Al cierre del Nasdaq este jueves, los títulos de la firma habían caído más de un 4% en bolsa. Pese a haberse recuperado ligeramente del batacazo del lunes, la vinculación del coche eléctrico con la Casa Blanca no está trayendo ninguna buena noticia a los inversores de Tesla. El lunes pasado la compañía caía en el índice un 15,4%.
La campaña cosmética llevada a cabo esta semana por el presidente Trump, con performance incluida frente a la Casa Blanca, en la que revelaba que iba a adquirir uno de los automóviles de Elon Musk ha tenido un efecto efímero. Si el martes las acciones de la empresa subían un 3,8% y el miércoles un 7,6%, este jueves volvían a números rojos.
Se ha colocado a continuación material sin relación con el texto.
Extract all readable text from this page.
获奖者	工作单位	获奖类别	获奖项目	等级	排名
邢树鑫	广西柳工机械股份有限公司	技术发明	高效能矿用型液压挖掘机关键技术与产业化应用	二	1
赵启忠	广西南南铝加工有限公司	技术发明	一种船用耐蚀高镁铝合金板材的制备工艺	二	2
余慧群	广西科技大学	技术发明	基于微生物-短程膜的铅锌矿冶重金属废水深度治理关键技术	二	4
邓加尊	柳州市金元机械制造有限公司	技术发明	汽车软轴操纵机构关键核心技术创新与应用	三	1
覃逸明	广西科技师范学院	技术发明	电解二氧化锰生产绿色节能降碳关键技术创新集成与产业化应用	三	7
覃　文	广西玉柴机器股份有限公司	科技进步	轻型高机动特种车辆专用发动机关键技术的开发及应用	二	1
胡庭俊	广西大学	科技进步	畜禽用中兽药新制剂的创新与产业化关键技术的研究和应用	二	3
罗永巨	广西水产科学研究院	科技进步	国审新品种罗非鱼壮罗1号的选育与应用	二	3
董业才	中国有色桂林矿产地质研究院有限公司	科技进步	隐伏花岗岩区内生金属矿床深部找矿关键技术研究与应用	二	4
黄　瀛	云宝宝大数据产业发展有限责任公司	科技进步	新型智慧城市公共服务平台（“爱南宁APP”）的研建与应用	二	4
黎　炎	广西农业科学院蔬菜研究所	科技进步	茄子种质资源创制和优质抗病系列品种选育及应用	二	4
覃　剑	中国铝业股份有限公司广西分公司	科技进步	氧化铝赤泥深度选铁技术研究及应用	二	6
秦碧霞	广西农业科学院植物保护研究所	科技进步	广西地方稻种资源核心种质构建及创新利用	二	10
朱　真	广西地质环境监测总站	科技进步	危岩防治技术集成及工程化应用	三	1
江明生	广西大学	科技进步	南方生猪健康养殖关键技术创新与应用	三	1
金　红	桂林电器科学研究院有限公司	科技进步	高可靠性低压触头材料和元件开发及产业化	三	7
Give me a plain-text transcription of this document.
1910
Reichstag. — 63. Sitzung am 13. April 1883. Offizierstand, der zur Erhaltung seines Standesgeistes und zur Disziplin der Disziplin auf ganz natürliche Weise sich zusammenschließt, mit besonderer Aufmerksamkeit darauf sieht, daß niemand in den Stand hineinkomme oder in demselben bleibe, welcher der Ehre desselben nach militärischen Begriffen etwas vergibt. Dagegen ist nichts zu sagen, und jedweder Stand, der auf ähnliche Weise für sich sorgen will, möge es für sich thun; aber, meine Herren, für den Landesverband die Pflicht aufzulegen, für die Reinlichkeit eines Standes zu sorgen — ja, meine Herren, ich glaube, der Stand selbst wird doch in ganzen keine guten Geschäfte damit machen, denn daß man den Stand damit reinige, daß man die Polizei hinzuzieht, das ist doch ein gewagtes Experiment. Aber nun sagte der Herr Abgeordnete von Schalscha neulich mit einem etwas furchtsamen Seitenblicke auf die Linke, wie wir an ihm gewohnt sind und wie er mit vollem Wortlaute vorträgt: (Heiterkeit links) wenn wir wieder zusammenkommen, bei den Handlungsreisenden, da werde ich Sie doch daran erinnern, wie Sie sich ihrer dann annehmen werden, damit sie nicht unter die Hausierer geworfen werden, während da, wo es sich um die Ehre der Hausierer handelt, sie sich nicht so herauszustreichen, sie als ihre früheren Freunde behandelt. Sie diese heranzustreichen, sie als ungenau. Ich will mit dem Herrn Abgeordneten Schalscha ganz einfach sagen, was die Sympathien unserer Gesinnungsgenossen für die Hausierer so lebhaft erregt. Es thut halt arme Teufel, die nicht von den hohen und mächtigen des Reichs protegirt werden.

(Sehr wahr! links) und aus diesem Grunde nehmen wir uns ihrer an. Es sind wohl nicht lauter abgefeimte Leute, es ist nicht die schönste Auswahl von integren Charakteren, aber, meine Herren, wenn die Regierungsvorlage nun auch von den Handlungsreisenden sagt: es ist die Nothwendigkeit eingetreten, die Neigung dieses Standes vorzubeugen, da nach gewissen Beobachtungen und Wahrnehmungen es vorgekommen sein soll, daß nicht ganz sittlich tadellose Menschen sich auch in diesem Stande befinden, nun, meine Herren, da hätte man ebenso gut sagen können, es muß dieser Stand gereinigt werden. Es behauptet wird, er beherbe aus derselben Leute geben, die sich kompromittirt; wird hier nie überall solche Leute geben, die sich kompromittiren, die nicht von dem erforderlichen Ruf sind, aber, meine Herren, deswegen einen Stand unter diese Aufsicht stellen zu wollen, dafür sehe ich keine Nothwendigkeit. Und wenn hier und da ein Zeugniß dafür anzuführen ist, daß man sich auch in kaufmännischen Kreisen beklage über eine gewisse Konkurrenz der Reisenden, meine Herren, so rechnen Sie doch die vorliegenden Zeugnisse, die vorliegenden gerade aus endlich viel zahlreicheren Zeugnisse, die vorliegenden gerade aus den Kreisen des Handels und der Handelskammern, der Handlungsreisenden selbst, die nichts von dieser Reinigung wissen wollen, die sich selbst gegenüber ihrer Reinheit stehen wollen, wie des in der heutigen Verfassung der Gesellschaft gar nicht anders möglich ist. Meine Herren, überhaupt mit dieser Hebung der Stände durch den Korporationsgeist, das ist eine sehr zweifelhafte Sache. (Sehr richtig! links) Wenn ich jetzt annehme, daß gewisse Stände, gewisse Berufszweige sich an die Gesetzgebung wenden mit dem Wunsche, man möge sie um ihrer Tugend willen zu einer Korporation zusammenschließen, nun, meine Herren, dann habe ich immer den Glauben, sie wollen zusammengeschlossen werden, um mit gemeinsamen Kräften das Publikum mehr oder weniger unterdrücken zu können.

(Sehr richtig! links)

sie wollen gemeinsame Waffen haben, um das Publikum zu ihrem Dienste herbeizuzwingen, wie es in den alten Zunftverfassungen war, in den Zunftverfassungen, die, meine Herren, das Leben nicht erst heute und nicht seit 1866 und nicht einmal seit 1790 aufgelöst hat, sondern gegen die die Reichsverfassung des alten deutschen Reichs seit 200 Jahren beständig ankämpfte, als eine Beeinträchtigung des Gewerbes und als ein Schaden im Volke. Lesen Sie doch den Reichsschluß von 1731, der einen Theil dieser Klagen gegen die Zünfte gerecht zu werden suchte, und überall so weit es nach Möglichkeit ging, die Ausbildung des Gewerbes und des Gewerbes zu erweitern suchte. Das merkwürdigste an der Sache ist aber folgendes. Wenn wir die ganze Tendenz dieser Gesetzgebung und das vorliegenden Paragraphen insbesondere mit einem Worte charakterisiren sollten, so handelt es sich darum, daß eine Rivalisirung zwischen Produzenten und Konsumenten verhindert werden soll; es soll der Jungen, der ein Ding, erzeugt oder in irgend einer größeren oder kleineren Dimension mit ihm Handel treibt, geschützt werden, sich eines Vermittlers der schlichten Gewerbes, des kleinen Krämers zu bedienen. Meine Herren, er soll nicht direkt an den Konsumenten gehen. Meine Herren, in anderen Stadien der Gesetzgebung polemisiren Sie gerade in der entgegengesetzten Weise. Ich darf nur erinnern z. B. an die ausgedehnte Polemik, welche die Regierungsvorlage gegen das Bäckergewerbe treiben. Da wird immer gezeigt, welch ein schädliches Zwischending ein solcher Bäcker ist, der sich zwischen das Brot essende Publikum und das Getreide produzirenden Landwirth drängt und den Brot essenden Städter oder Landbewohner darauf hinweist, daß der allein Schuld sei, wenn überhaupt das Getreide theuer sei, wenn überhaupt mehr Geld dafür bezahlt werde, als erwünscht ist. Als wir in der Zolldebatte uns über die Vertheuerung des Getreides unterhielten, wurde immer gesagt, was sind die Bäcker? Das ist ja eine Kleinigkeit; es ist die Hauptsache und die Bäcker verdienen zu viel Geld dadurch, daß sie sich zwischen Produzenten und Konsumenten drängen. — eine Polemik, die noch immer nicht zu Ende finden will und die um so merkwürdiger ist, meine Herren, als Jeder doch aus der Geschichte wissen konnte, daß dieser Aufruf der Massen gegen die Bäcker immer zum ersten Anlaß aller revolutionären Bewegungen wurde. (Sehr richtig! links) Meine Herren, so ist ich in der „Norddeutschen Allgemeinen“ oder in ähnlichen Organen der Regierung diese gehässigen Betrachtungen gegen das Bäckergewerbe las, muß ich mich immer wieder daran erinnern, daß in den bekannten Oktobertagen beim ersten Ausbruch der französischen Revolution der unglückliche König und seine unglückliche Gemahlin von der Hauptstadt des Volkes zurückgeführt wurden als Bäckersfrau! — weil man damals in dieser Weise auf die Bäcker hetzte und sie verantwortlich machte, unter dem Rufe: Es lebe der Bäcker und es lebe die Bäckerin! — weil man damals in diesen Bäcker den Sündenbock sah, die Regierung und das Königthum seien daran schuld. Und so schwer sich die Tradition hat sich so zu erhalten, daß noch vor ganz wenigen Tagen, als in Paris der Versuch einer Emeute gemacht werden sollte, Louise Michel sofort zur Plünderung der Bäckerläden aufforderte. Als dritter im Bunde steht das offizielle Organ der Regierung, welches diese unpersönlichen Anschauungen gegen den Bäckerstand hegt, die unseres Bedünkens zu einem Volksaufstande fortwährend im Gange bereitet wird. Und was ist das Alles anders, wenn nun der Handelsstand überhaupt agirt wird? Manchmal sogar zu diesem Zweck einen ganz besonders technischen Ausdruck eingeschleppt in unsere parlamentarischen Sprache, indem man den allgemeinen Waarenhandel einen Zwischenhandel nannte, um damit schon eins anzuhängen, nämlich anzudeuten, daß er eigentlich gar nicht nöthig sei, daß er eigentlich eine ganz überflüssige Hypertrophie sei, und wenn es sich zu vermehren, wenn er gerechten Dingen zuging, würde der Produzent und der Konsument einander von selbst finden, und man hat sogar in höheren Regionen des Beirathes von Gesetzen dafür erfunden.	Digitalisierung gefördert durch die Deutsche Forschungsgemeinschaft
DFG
La creciente relación de Musk y Trump ha convertido a Tesla en un símbolo político y en lugar de impulsar sus ventas ha tenido el efecto contrario: muchos propietarios se están deshaciendo de sus automóviles como rechazo a las medidas adoptadas desde el Despacho Oval.
Cabe recordar que nada más sentarse en el sillón presidencial, Donald Trump emitió una orden en la que retiraba todas las medidas de ayuda a los vehículos eléctricos y frenaba el apoyo a las políticas verdes impulsadas por la administración Biden.
Las cifras lo reflejan con claridad. El pasado 17 de diciembre, antes de comenzar su mandato, el efecto Trump llevó a que cada acción de Tesla costase 479,98 dólares. El jueves, el precio de ese mismo título era de 240,68. Un descenso de casi un 50% en las cotizaciones que está haciendo temblar a unos inversores que mantienen la esperanza en relación a la salida de un nuevo modelo.